We are definitely in the land of magic realism here, with falling sheep, people acting wondrously and a magnetic, religious kind of fate. At the same time Fois gives us the rustic, realistic provinciality that, say, Leonardo Sciascia gave Sicily, or a grittier Pagnol or Giono would give France. Here there is nature, eloquently given, and a lot about the nature of man in it - orders from on high, enemies across the sea, succour underground (in the titular crevasse Samuele finds his girl, and more), curses etched into the soil.
With all this lyricism, however, Fois can be not the easiest read. Here he bends his timeline almost to breaking point, revisiting events from different approaches. The narrator is a multiple one, and while some are in first person, some are third, some present tense and some past, and some get italics while most don't. I'm not sure if some of that was slack editing - certainly the proofreader needed an extra pass of these pages. But his complex, dense approach to what could have been a clearer, crisper legend can prove a little too much like hard work at times.
When it's at its best we get brought to the very doorstep of Fois' characters, partly with the help of some untranslated Sardinian, and the later scenes of the inestimable Samuele and his revenge have an urgency and drive, mostly due to the seemingly flawless, unstoppable, escalating actions of the man.

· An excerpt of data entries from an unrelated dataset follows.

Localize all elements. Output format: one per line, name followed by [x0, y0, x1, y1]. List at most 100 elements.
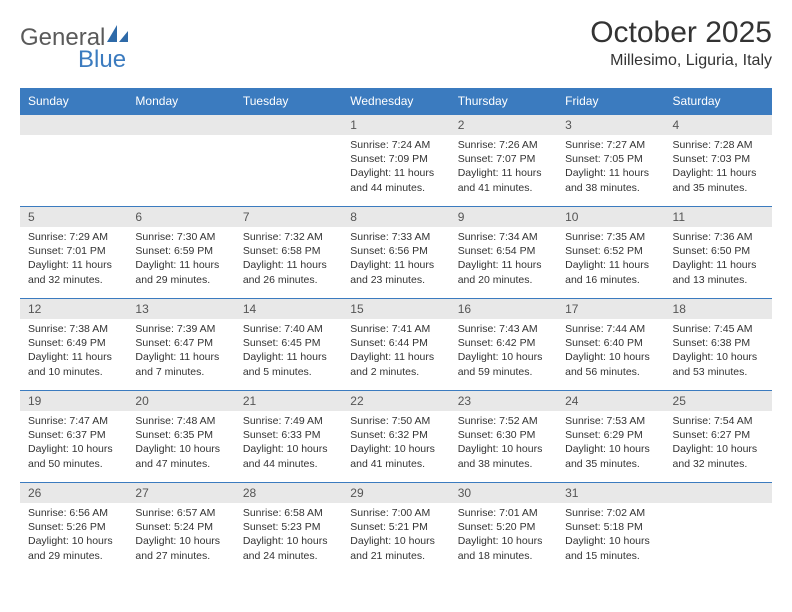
day-number: 31 [557, 482, 664, 503]
sunset-text: Sunset: 6:27 PM [673, 428, 764, 442]
daylight-text-2: and 24 minutes. [243, 549, 334, 563]
day-number: 10 [557, 206, 664, 227]
day-data: Sunrise: 7:33 AMSunset: 6:56 PMDaylight:… [342, 227, 449, 293]
day-number [20, 114, 127, 135]
sunset-text: Sunset: 7:09 PM [350, 152, 441, 166]
sunrise-text: Sunrise: 7:54 AM [673, 414, 764, 428]
sunrise-text: Sunrise: 7:01 AM [458, 506, 549, 520]
weekday-header: Thursday [450, 88, 557, 114]
daylight-text-2: and 20 minutes. [458, 273, 549, 287]
day-data: Sunrise: 6:58 AMSunset: 5:23 PMDaylight:… [235, 503, 342, 569]
calendar-cell: 22Sunrise: 7:50 AMSunset: 6:32 PMDayligh… [342, 390, 449, 482]
sunset-text: Sunset: 7:01 PM [28, 244, 119, 258]
logo: GeneralBlue [20, 24, 130, 74]
day-number: 17 [557, 298, 664, 319]
logo-sail-icon [106, 24, 130, 47]
sunset-text: Sunset: 6:29 PM [565, 428, 656, 442]
sunset-text: Sunset: 6:42 PM [458, 336, 549, 350]
day-number: 15 [342, 298, 449, 319]
sunset-text: Sunset: 5:23 PM [243, 520, 334, 534]
sunrise-text: Sunrise: 7:02 AM [565, 506, 656, 520]
daylight-text-2: and 5 minutes. [243, 365, 334, 379]
daylight-text-2: and 7 minutes. [135, 365, 226, 379]
day-data: Sunrise: 7:01 AMSunset: 5:20 PMDaylight:… [450, 503, 557, 569]
calendar-cell: 21Sunrise: 7:49 AMSunset: 6:33 PMDayligh… [235, 390, 342, 482]
calendar-row: 19Sunrise: 7:47 AMSunset: 6:37 PMDayligh… [20, 390, 772, 482]
day-data: Sunrise: 7:00 AMSunset: 5:21 PMDaylight:… [342, 503, 449, 569]
daylight-text-1: Daylight: 11 hours [350, 166, 441, 180]
day-data: Sunrise: 7:36 AMSunset: 6:50 PMDaylight:… [665, 227, 772, 293]
day-data: Sunrise: 7:02 AMSunset: 5:18 PMDaylight:… [557, 503, 664, 569]
sunrise-text: Sunrise: 7:00 AM [350, 506, 441, 520]
day-number [665, 482, 772, 503]
sunrise-text: Sunrise: 6:57 AM [135, 506, 226, 520]
day-number: 5 [20, 206, 127, 227]
day-number: 28 [235, 482, 342, 503]
weekday-header-row: Sunday Monday Tuesday Wednesday Thursday… [20, 88, 772, 114]
calendar-cell [665, 482, 772, 574]
calendar-cell: 23Sunrise: 7:52 AMSunset: 6:30 PMDayligh… [450, 390, 557, 482]
daylight-text-2: and 21 minutes. [350, 549, 441, 563]
day-data: Sunrise: 7:47 AMSunset: 6:37 PMDaylight:… [20, 411, 127, 477]
sunrise-text: Sunrise: 7:38 AM [28, 322, 119, 336]
day-number: 29 [342, 482, 449, 503]
calendar-cell [235, 114, 342, 206]
calendar-cell: 24Sunrise: 7:53 AMSunset: 6:29 PMDayligh… [557, 390, 664, 482]
daylight-text-2: and 59 minutes. [458, 365, 549, 379]
daylight-text-2: and 26 minutes. [243, 273, 334, 287]
daylight-text-1: Daylight: 10 hours [565, 534, 656, 548]
day-data: Sunrise: 7:54 AMSunset: 6:27 PMDaylight:… [665, 411, 772, 477]
daylight-text-2: and 32 minutes. [28, 273, 119, 287]
sunset-text: Sunset: 5:20 PM [458, 520, 549, 534]
weekday-header: Saturday [665, 88, 772, 114]
calendar-cell: 11Sunrise: 7:36 AMSunset: 6:50 PMDayligh… [665, 206, 772, 298]
calendar-cell [127, 114, 234, 206]
weekday-header: Friday [557, 88, 664, 114]
day-number: 25 [665, 390, 772, 411]
day-number: 9 [450, 206, 557, 227]
day-number: 1 [342, 114, 449, 135]
daylight-text-2: and 29 minutes. [135, 273, 226, 287]
sunrise-text: Sunrise: 7:52 AM [458, 414, 549, 428]
daylight-text-1: Daylight: 11 hours [135, 350, 226, 364]
daylight-text-2: and 53 minutes. [673, 365, 764, 379]
day-data: Sunrise: 6:56 AMSunset: 5:26 PMDaylight:… [20, 503, 127, 569]
sunset-text: Sunset: 6:37 PM [28, 428, 119, 442]
daylight-text-1: Daylight: 11 hours [243, 258, 334, 272]
day-data: Sunrise: 7:30 AMSunset: 6:59 PMDaylight:… [127, 227, 234, 293]
sunset-text: Sunset: 6:58 PM [243, 244, 334, 258]
day-data: Sunrise: 7:43 AMSunset: 6:42 PMDaylight:… [450, 319, 557, 385]
calendar-cell: 5Sunrise: 7:29 AMSunset: 7:01 PMDaylight… [20, 206, 127, 298]
page-title: October 2025 [590, 16, 772, 50]
day-data: Sunrise: 7:49 AMSunset: 6:33 PMDaylight:… [235, 411, 342, 477]
daylight-text-1: Daylight: 11 hours [350, 350, 441, 364]
sunset-text: Sunset: 5:21 PM [350, 520, 441, 534]
day-number: 14 [235, 298, 342, 319]
daylight-text-1: Daylight: 11 hours [28, 350, 119, 364]
day-data: Sunrise: 7:29 AMSunset: 7:01 PMDaylight:… [20, 227, 127, 293]
weekday-header: Sunday [20, 88, 127, 114]
daylight-text-2: and 56 minutes. [565, 365, 656, 379]
calendar-cell: 20Sunrise: 7:48 AMSunset: 6:35 PMDayligh… [127, 390, 234, 482]
sunrise-text: Sunrise: 7:49 AM [243, 414, 334, 428]
sunset-text: Sunset: 6:54 PM [458, 244, 549, 258]
daylight-text-1: Daylight: 10 hours [458, 350, 549, 364]
daylight-text-2: and 10 minutes. [28, 365, 119, 379]
sunrise-text: Sunrise: 7:32 AM [243, 230, 334, 244]
day-number: 4 [665, 114, 772, 135]
daylight-text-1: Daylight: 10 hours [350, 442, 441, 456]
day-data: Sunrise: 7:41 AMSunset: 6:44 PMDaylight:… [342, 319, 449, 385]
sunset-text: Sunset: 6:56 PM [350, 244, 441, 258]
sunset-text: Sunset: 6:30 PM [458, 428, 549, 442]
daylight-text-2: and 23 minutes. [350, 273, 441, 287]
day-data: Sunrise: 7:34 AMSunset: 6:54 PMDaylight:… [450, 227, 557, 293]
calendar-body: 1Sunrise: 7:24 AMSunset: 7:09 PMDaylight… [20, 114, 772, 574]
calendar-cell: 10Sunrise: 7:35 AMSunset: 6:52 PMDayligh… [557, 206, 664, 298]
sunrise-text: Sunrise: 7:36 AM [673, 230, 764, 244]
calendar-cell: 3Sunrise: 7:27 AMSunset: 7:05 PMDaylight… [557, 114, 664, 206]
daylight-text-1: Daylight: 10 hours [28, 534, 119, 548]
day-number [235, 114, 342, 135]
sunrise-text: Sunrise: 7:45 AM [673, 322, 764, 336]
daylight-text-1: Daylight: 10 hours [565, 350, 656, 364]
daylight-text-2: and 47 minutes. [135, 457, 226, 471]
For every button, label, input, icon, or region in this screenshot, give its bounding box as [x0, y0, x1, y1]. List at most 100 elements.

You can only guess what was the truth, what was legend before Fois wrote this take on it, and what he has provided for himself. There are several returning characters to bear in mind while reading - probably too many to be realistic - and to repeat, Fois goes a great way to make their circling back to the story as untidy as possible. But for a flash of Sardinian folklore, and the evocation of it set in the time the Blackshirts were beginning to be worn more and more, there is still some interest among the dense, mystical narrative shenanigans.
I must thank the publishers for my review copy.
We heartily enjoyed the same publisher's Accabadora by Michela Murgia and Silvester Mazzarella (Translator) - also set on Sardinia in the last century - surely a very obscure niche market for them to take!